ADMINISTRATIVO. MEDICAMENTO. CANABIDIOL. MEDICAMENTO NÃO PREVISTO EM PROTOCOLO CLÍNICO DO MS. ATENDIMENTO PELO SISTEMA ÚNICO DE SAÚDE. AUTORIZAÇÃO DA ANVISA PARA REPRESENTANTE LEGAL DA AUTORA IMPORTAR O MEDICAMENTO. VEROSSIMILHANÇA. Comprovada a submissão de tratamento via SUS ou aos protocolos clínicos do MS para o tratamento da doença neurológica, bem como a autorização excepcional da ANVISA à agravada para a importação do canabidiol, considera-se satisfeito o requisito formal, segundo avaliação da própria Administração, para a importação do fármaco, ainda o medicamento, objeto da lide, não possua registro junto a esse órgão fiscalizador. Inaplicável, no caso, o entendimento que se veda o fornecimento de medicamentos sem o registro respectivo. Tribunal Regional Federal da 4ª Região. Recurso especial em agravo de instrumento; Processo n° 501.4481-06.2015.404.0000; Órgão julgador: 4ª turma; Relator: Luís Alberto D’Azevedo Aurvale; Data: 04/02/2016”.

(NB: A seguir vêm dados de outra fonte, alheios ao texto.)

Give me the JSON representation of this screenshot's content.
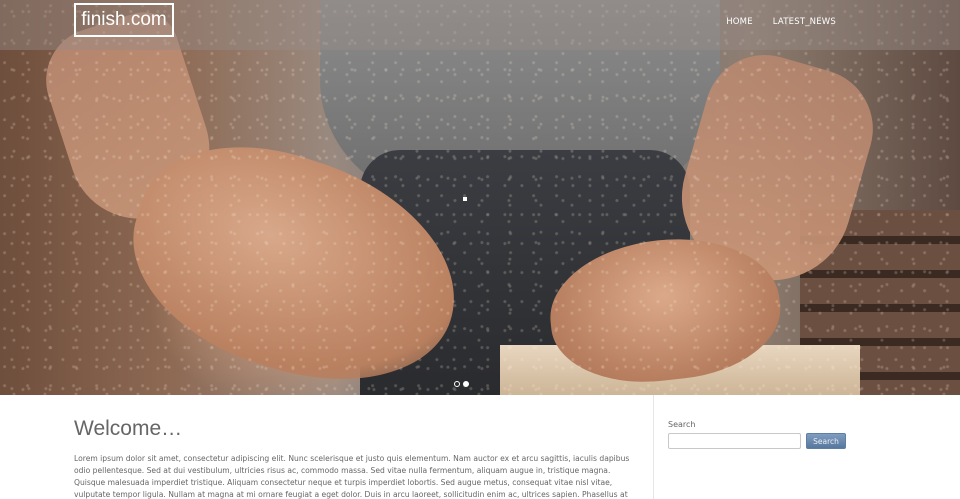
{
  "header": {
    "logo_text": "finish.com",
    "nav": [
      {
        "label": "HOME"
      },
      {
        "label": "LATEST_NEWS"
      }
    ]
  },
  "hero": {
    "slide_count": 2,
    "active_slide": 2
  },
  "main": {
    "title": "Welcome…",
    "body": "Lorem ipsum dolor sit amet, consectetur adipiscing elit. Nunc scelerisque et justo quis elementum. Nam auctor ex et arcu sagittis, iaculis dapibus odio pellentesque. Sed at dui vestibulum, ultricies risus ac, commodo massa. Sed vitae nulla fermentum, aliquam augue in, tristique magna. Quisque malesuada imperdiet tristique. Aliquam consectetur neque et turpis imperdiet lobortis. Sed augue metus, consequat vitae nisl vitae, vulputate tempor ligula. Nullam at magna at mi ornare feugiat a eget dolor. Duis in arcu laoreet, sollicitudin enim ac, ultrices sapien. Phasellus at leo"
  },
  "sidebar": {
    "search": {
      "label": "Search",
      "value": "",
      "button_label": "Search"
    }
  },
  "colors": {
    "search_button": "#6b89ae",
    "topbar_overlay": "#968c87"
  }
}
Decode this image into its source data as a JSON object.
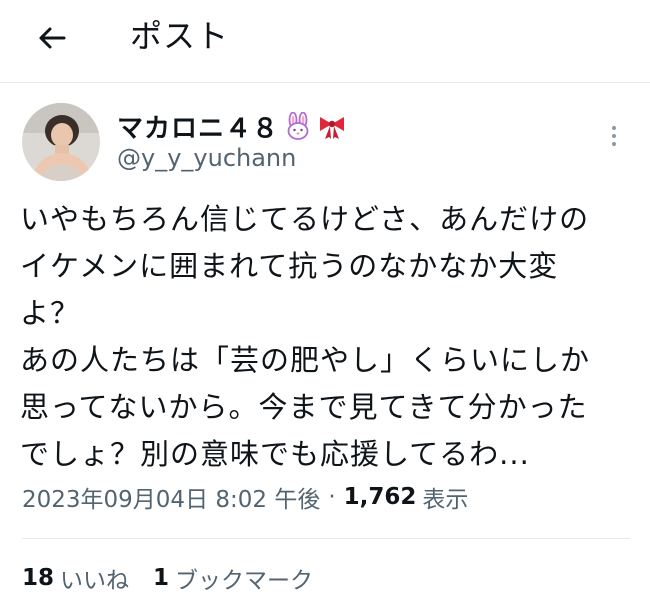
{
  "header": {
    "title": "ポスト",
    "back_icon": "arrow-left-icon"
  },
  "author": {
    "display_name": "マカロニ４８",
    "emojis": [
      "rabbit-face-icon",
      "ribbon-icon"
    ],
    "handle": "@y_y_yuchann"
  },
  "tweet": {
    "lines": [
      "いやもちろん信じてるけどさ、あんだけの",
      "イケメンに囲まれて抗うのなかなか大変",
      "よ？",
      "あの人たちは「芸の肥やし」くらいにしか",
      "思ってないから。今まで見てきて分かった",
      "でしょ？別の意味でも応援してるわ..."
    ]
  },
  "meta": {
    "timestamp": "2023年09月04日 8:02 午後",
    "separator": "·",
    "views_count": "1,762",
    "views_label": "表示"
  },
  "stats": {
    "likes_count": "18",
    "likes_label": "いいね",
    "bookmarks_count": "1",
    "bookmarks_label": "ブックマーク"
  },
  "colors": {
    "text": "#0f1419",
    "secondary": "#536471",
    "border": "#e6e9ec"
  }
}
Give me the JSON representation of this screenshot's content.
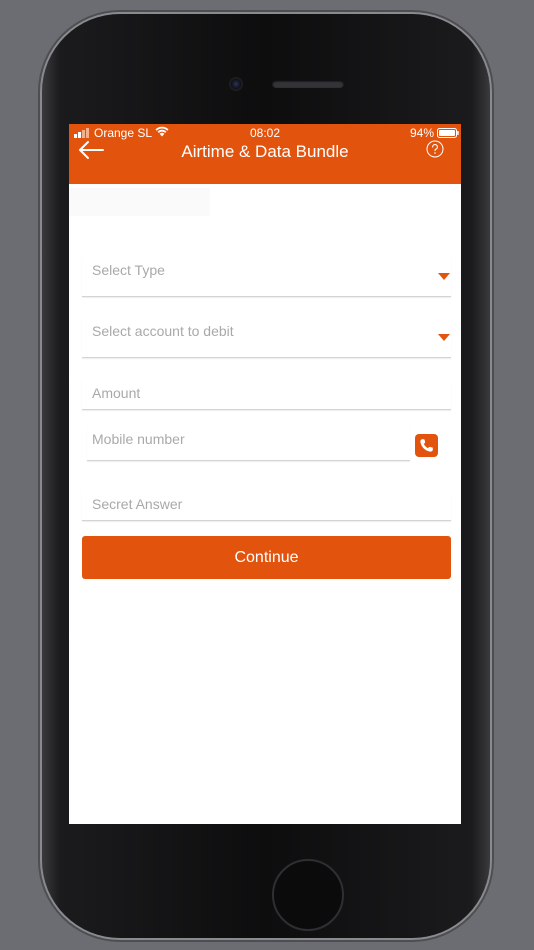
{
  "status_bar": {
    "carrier": "Orange SL",
    "time": "08:02",
    "battery": "94%"
  },
  "header": {
    "title": "Airtime & Data Bundle",
    "back_icon": "back-arrow-icon",
    "help_icon": "help-circle-icon"
  },
  "form": {
    "type_placeholder": "Select Type",
    "account_placeholder": "Select account to debit",
    "amount_placeholder": "Amount",
    "mobile_placeholder": "Mobile number",
    "secret_placeholder": "Secret Answer",
    "contact_icon": "phone-icon",
    "continue_label": "Continue"
  },
  "colors": {
    "accent": "#e2540e",
    "background": "#6b6d72"
  }
}
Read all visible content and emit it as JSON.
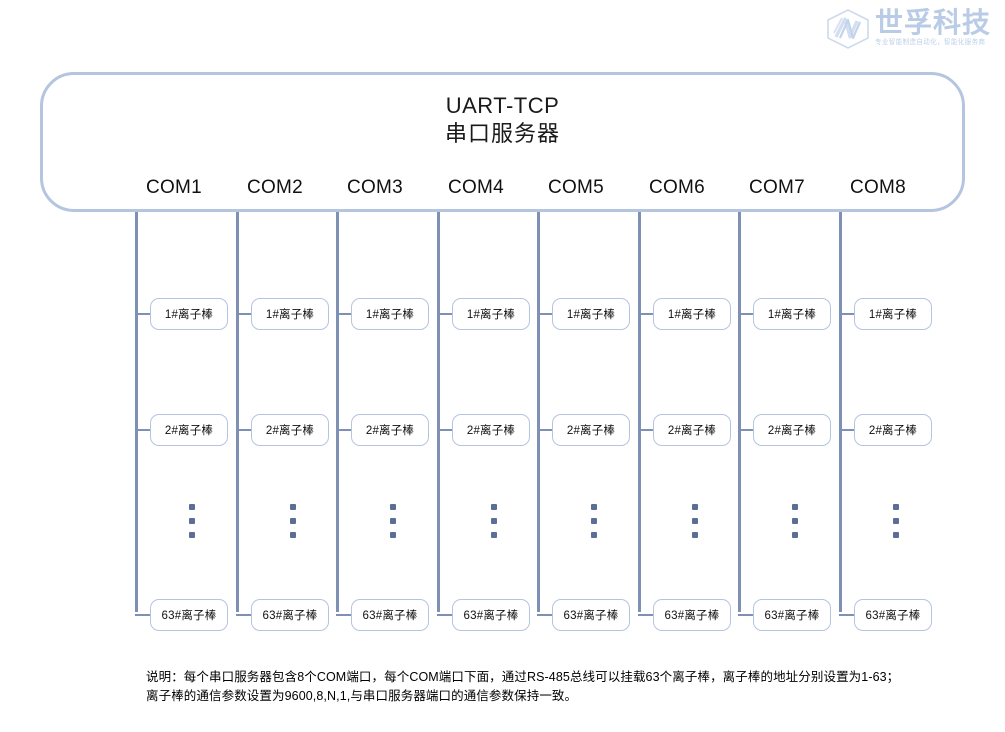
{
  "logo": {
    "mark_icon": "hex-weave-logo-icon",
    "name": "世孚科技",
    "subtitle": "专业智能制造自动化，智能化服务商",
    "color": "#b9cbe6"
  },
  "server": {
    "title": "UART-TCP",
    "subtitle": "串口服务器",
    "border_color": "#b4c5e0"
  },
  "ports": [
    {
      "label": "COM1"
    },
    {
      "label": "COM2"
    },
    {
      "label": "COM3"
    },
    {
      "label": "COM4"
    },
    {
      "label": "COM5"
    },
    {
      "label": "COM6"
    },
    {
      "label": "COM7"
    },
    {
      "label": "COM8"
    }
  ],
  "nodes": {
    "first": "1#离子棒",
    "second": "2#离子棒",
    "ellipsis": "⋮",
    "last": "63#离子棒"
  },
  "bus": {
    "color": "#7e90b4",
    "dot_color": "#5b6e94"
  },
  "caption": {
    "line1": "说明：每个串口服务器包含8个COM端口，每个COM端口下面，通过RS-485总线可以挂载63个离子棒，离子棒的地址分别设置为1-63；",
    "line2": "离子棒的通信参数设置为9600,8,N,1,与串口服务器端口的通信参数保持一致。"
  }
}
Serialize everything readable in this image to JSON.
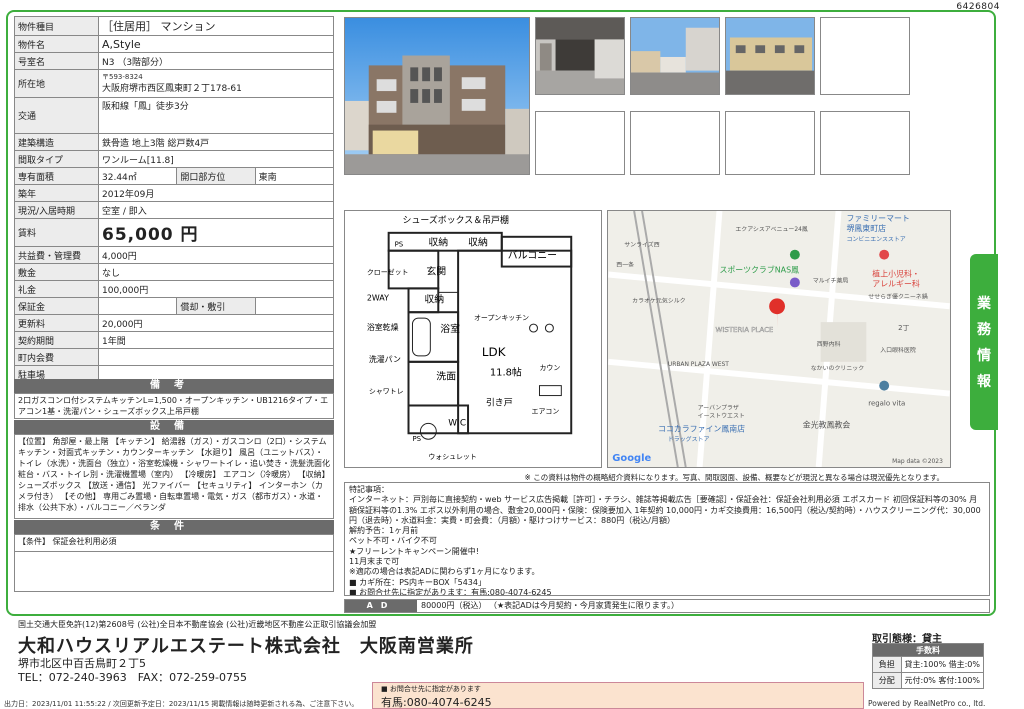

Essas decisões estão de acordo com a jurisprudência dominante do STF representadas nesses arestos, verbis:

“EMENTA: AGRAVO REGIMENTAL EM RECURSO EXTRAORDINÁRIO. DIREITO À SAÚDE. SOLIDARIEDADE DOS ENTES FEDERATIVOS. TRATAMENTO NÃO PREVISTO PELO SUS. FORNECIMENTO PELO PODER PÚBLICO. PRECEDENTES. A jurisprudência do Supremo Tribunal Federal é firme no sentido de que, apesar do caráter meramente programático atribuído ao art. 196 da Constituição Federal, o Estado não pode se eximir do dever de propiciar os meios necessários ao gozo do direito à saúde dos cidadãos. O fornecimento gratuito de tratamentos e medicamentos necessários à saúde de pessoas hipossuficientes é obrigação solidária de todos os entes federativos, podendo ser pleiteado de qualquer deles, União, Estados, Distrito Federal ou Municípios (Tema 793). O Supremo Tribunal Federal tem se orientado no sentido de ser possível ao Judiciário a determinação de fornecimento de medicamento não incluído na lista padronizada fornecida pelo SUS, desde que reste comprovação de que não haja nela opção de tratamento eficaz para a enfermidade. Precedentes. Para dissentir da conclusão do Tribunal de origem quanto à comprovação da necessidade de tratamento não previsto pelo SUS faz-se necessário o reexame dos fatos e provas constantes dos autos, providência inviável neste momento processual (Súmula 279/STF). Ausência de argumentos capazes de infirmar a decisão agravada. Agravo regimental a que se nega provimento. Supremo Tribunal Federal. Agravo Regimental no recurso extraordinário nº 831385; Órgão julgador: Primeira Turma; Relator: Min. Roberto Barroso; Julgamento: 17/03/2015.”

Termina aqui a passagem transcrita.